Hello all!
I'm looking for a little advice in regards to toddlers and lying. I have a 3 1/2 year old little boy and over the last few weeks my husband and I have noticed that he is doing a lot of lying to stay out of trouble. Sometimes he will do something right in front of us and then lie right to our faces about it. For example: he will break a toy we are playing with on purpose and I'll ask him why he did that and his immediate response is "Mathew did it" (Mathew is our middle son who is 2). When I try to explain to him what a lie is and what the truth is I'm not sure he is completely understanding me. I know he understands that if he does something wring he has to have a time out. And he obviously has figured out that if he hides the truth we may not find out and then he doesn't have any consequences.

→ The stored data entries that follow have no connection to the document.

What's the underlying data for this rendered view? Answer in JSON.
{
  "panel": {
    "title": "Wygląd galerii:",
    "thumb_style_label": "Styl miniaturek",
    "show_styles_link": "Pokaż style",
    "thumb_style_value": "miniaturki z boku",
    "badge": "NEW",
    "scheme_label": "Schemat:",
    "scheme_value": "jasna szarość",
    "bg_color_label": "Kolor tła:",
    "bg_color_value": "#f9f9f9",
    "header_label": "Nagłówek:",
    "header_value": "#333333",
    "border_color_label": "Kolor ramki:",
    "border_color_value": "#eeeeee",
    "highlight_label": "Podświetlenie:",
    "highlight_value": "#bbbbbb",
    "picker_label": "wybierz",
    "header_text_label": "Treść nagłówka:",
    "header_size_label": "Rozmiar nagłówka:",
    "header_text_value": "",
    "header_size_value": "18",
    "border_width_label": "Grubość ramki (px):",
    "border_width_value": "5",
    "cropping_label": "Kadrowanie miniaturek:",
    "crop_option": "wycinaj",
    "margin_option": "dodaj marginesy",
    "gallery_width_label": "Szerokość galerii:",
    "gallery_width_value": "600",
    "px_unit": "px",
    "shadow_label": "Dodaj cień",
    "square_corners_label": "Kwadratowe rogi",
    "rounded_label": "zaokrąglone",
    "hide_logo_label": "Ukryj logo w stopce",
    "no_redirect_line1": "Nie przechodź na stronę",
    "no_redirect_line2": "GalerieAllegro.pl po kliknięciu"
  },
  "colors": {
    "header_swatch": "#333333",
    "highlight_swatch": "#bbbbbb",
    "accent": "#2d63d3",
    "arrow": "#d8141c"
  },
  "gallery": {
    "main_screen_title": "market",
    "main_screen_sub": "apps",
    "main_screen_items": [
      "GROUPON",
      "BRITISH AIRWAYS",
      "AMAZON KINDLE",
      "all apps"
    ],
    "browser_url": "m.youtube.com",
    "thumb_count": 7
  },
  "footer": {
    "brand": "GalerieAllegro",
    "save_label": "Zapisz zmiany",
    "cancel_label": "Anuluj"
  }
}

Our most recent incident was just about 20 minutes ago. My husband went to pop in a DVD into our player and it got stuck. After futher examination we relized that one of the trays (player holds 5 DVD's) was completely missing. When we called our son down to ask him if he knew where the piece was his first response was "Mathew broke it". I asked him why he thought it was broken because all I asked him was if he knew where the piece was. I know that if Mathew had broken it he would have come to us right away and said "look Mommy, it's broke". My dilemna with this is that I don't want to blame Ethan (3 1/2) as even though my gut tells me it was him, I don't have proof he did it. I also don't want him to think that lying to get out of trouble is okay. How do I explain lying and the truth so that he will understand it? Or is this a concept that I can't explain until he gats a bit older? Any advice from parents of tots would be appreciated.